Large supercomputers to speed up

 The most recent expectations from last year’s supercomputing events, of 100 petaflops in 2015 and 1 exaflop in 2018, seems to be too pessimistic, after all. What’s enabling the sudden push?
 
Improvements in processors from Intel, AMD and Nvidia indicate that a 1U or blade HPC server will have 7 TeraFLOPs of peak performance in 2014. 15,000 nodes would be needed for 100 PetaFLOPs.

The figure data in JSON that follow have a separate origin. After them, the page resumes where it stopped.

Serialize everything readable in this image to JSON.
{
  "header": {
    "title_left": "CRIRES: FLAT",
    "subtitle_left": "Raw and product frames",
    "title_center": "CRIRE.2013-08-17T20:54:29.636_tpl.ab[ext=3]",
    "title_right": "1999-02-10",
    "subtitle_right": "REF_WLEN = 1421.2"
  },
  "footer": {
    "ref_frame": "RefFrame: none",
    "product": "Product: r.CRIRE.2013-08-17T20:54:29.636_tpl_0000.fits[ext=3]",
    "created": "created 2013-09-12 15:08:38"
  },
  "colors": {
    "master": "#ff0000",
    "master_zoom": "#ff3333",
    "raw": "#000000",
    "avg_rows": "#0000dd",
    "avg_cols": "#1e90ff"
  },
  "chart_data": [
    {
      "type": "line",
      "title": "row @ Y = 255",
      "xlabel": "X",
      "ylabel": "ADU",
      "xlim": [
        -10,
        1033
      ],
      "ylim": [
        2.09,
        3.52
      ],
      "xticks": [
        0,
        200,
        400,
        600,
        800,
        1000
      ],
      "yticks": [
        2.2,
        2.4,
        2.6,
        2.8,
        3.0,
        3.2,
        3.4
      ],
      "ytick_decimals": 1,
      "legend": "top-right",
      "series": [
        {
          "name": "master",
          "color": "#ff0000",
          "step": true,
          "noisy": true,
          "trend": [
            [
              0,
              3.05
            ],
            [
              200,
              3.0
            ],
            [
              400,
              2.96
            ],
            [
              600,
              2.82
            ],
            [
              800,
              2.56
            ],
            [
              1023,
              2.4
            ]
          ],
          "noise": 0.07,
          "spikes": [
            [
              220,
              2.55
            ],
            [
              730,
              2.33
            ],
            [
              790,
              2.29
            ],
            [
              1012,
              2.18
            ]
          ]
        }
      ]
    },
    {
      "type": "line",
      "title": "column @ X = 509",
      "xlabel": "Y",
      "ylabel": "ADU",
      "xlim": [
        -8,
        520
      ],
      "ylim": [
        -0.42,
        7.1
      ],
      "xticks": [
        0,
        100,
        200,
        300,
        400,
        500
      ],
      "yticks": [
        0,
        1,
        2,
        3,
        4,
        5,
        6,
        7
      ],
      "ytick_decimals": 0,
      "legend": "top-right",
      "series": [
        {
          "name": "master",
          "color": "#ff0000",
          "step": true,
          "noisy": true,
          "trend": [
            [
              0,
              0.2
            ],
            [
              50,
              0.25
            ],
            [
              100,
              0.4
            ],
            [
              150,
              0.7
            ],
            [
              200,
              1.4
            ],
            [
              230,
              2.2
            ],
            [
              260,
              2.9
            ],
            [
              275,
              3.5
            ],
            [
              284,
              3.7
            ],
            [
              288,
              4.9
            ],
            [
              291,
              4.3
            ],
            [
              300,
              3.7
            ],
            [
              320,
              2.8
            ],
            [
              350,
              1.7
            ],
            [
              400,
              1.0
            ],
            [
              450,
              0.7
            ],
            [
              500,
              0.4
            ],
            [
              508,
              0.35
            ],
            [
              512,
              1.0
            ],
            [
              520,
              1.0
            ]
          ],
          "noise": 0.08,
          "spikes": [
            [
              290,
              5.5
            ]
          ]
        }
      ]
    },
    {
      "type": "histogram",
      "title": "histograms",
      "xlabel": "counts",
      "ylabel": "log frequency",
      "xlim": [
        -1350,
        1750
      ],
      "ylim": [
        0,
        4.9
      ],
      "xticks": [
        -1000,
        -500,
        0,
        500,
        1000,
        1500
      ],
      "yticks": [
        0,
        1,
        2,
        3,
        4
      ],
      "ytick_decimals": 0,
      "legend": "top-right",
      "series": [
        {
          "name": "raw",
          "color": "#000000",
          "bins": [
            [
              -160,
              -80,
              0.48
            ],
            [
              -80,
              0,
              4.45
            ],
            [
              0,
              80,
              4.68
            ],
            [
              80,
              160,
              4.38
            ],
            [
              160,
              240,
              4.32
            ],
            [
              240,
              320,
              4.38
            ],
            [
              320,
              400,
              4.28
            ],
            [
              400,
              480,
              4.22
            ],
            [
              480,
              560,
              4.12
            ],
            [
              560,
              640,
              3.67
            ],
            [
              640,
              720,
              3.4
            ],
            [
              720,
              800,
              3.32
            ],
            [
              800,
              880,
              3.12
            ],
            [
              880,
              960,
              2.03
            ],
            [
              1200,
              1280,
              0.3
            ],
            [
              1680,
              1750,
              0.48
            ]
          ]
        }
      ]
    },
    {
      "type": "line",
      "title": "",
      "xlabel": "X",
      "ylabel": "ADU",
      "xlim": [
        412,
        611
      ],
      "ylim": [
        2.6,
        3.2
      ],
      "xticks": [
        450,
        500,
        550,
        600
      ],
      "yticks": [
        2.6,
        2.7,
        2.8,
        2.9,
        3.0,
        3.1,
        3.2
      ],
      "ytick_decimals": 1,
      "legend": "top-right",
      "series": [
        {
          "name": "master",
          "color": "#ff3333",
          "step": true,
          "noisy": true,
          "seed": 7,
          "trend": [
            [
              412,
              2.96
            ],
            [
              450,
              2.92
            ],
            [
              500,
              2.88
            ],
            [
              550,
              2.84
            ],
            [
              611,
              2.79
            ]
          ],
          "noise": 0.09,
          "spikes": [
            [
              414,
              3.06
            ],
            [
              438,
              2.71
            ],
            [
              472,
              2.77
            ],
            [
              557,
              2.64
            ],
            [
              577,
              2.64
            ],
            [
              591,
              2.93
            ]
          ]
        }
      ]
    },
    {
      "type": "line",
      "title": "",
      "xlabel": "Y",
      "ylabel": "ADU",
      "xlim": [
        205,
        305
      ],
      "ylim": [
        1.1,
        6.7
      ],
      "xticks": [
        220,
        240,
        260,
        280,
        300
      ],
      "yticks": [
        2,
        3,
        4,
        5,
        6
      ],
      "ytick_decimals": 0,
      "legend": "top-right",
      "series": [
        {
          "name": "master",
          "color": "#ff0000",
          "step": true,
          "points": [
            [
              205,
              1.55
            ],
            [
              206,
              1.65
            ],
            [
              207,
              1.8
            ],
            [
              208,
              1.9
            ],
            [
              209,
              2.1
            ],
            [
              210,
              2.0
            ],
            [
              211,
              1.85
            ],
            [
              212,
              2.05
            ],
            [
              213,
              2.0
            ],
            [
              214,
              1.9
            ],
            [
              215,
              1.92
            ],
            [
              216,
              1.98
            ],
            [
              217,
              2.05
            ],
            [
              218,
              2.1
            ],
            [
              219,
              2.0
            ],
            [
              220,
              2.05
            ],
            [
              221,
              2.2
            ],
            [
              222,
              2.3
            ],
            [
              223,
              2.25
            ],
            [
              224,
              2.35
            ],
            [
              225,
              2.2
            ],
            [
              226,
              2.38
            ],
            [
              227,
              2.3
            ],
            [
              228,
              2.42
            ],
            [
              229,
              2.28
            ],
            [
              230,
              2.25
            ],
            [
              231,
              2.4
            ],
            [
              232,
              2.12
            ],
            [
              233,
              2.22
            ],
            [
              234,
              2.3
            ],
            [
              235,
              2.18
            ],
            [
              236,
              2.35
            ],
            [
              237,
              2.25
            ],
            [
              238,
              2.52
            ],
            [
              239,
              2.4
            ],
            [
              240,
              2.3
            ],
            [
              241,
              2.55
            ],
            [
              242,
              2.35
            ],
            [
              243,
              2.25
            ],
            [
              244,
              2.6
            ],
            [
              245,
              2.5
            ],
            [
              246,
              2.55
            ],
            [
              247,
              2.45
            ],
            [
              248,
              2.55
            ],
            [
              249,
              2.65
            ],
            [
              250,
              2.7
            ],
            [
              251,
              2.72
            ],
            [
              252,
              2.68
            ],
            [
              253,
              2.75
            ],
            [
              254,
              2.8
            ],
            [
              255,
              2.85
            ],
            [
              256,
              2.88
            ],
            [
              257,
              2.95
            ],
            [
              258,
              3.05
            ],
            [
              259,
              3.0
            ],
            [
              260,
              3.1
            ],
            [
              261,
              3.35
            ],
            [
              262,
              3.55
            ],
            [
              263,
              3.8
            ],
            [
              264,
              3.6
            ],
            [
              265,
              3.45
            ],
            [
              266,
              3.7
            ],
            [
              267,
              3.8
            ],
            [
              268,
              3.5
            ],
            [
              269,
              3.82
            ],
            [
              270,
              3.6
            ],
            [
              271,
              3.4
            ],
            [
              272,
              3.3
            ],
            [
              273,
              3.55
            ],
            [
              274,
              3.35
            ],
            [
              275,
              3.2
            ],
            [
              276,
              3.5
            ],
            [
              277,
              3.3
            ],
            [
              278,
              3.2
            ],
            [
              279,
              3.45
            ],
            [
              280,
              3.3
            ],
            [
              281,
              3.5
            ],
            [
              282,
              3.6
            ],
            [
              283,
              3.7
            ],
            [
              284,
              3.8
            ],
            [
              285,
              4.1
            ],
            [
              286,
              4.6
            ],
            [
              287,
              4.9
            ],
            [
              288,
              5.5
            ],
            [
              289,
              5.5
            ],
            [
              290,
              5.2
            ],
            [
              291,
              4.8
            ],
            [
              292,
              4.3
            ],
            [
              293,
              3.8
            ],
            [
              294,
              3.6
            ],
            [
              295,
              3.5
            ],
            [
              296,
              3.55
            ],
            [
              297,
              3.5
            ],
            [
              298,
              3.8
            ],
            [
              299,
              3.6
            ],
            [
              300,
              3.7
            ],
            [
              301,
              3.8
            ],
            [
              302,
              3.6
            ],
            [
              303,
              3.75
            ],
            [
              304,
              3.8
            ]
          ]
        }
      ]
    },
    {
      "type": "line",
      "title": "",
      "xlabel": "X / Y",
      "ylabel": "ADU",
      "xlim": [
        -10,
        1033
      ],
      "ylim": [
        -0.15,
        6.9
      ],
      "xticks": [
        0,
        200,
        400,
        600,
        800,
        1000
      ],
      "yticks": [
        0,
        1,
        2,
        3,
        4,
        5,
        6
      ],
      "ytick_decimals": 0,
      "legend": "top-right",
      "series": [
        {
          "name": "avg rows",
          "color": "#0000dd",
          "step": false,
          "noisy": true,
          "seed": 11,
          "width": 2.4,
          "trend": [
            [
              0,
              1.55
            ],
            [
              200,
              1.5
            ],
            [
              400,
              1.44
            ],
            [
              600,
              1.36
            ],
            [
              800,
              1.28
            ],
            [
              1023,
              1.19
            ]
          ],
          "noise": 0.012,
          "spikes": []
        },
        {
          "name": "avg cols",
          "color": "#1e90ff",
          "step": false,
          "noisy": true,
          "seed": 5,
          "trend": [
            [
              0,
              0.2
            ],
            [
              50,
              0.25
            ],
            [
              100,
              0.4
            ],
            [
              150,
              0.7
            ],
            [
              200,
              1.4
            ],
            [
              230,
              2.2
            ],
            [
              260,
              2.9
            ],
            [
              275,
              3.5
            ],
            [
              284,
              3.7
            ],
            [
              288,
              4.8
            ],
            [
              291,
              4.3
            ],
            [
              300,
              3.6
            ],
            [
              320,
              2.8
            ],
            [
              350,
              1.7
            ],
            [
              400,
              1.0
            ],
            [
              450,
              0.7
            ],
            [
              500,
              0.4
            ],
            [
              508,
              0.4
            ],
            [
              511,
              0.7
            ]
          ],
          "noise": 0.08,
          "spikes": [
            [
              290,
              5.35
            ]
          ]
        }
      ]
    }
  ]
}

The next generation of chips for 2017 would then be able to reach exaFLOP performance.
 

There is an upcoming massive jump in CPU FP (floating point) peak performance, and maturing of the add-on accelerators, are what should enable us to see the world’s first 100 PFLOP supercomputers some two years from now, and a further 10 times speedup not much more than two years after that.
 
On the CPU front, from Haswell generation onwards, all Intel CPUs will incorporate fused multiply add (FMA) instructions, allowing for up to 16 double precision on 32 single precision FP ops per core per cycle. On a, say, 10 core Haswell-EP Xeon (or similar Core iXX desktop variant) at 3.2 GHz, that would give you 500 GFLOPs in double precision, or whole round 1 TFLOPs in single precision FP peak performance. Haswell EP processors should be available by early 2014.
 
AMD CPUs already have FMA implemented and, hopefully with the Steamroller core performance improvements in 2013 onwards, there would be similar performing CPUs from them in the 2014 timeframe as well.
 
Then we add the accelerators: AMD HD 7970 Radeons (Graphics Core Next) already touch 1 TFLOPs DP FP and nearly 4 TFLOPs SP FP performance peak. The upcoming GK110 from Nvidia, as well as Sea Islands from AMD top bins, should exceed 1.5 TFLOPs DP FP well before Christmas comes around. Add to that Intel MIC, whose performance is in the similar ballpark. All these cards will have humongous local memory, anywhere from 6 to 16 GB per card, to keep the processing locally without having to hop onto the slow PCIe bus too often. Each of these architectures may have its own strong point: Nvidia with CUDA, AMD with OpenCL, and Intel with X86 inline programming capability as if it’s a simple co-processor to the CPU. And, their future successors are all expected to be close to 3 TFLOPs DP FP per chip peak performance by mid 2014.
 
So, if we assume we got a simple 1U or blade HPC server node with 2 of these CPUs and 2 accelerators, plus memory and high speed interconnect, we would have 1 TFLOPs of DP FP CPU performance, plus 6 DP FP TFLOPs or accelerator resource, in a single node – a total of 7 TFLOPs theoretical peak. Therefore, for 100 PFLOPs, we’d need some 15,000 nodes. At up to 80 nodes per double-sided normal format 19-inch rackmount enclosure, plus some space for admin nodes, switches and such, not to mention power distribution and cooling, 200 racks can keep the compute engines of a 100 PFLOPs system running in mid 2014. That’s a manageable size for a data center facility these days, although storage, UPS and other requirements will add to that space, of course.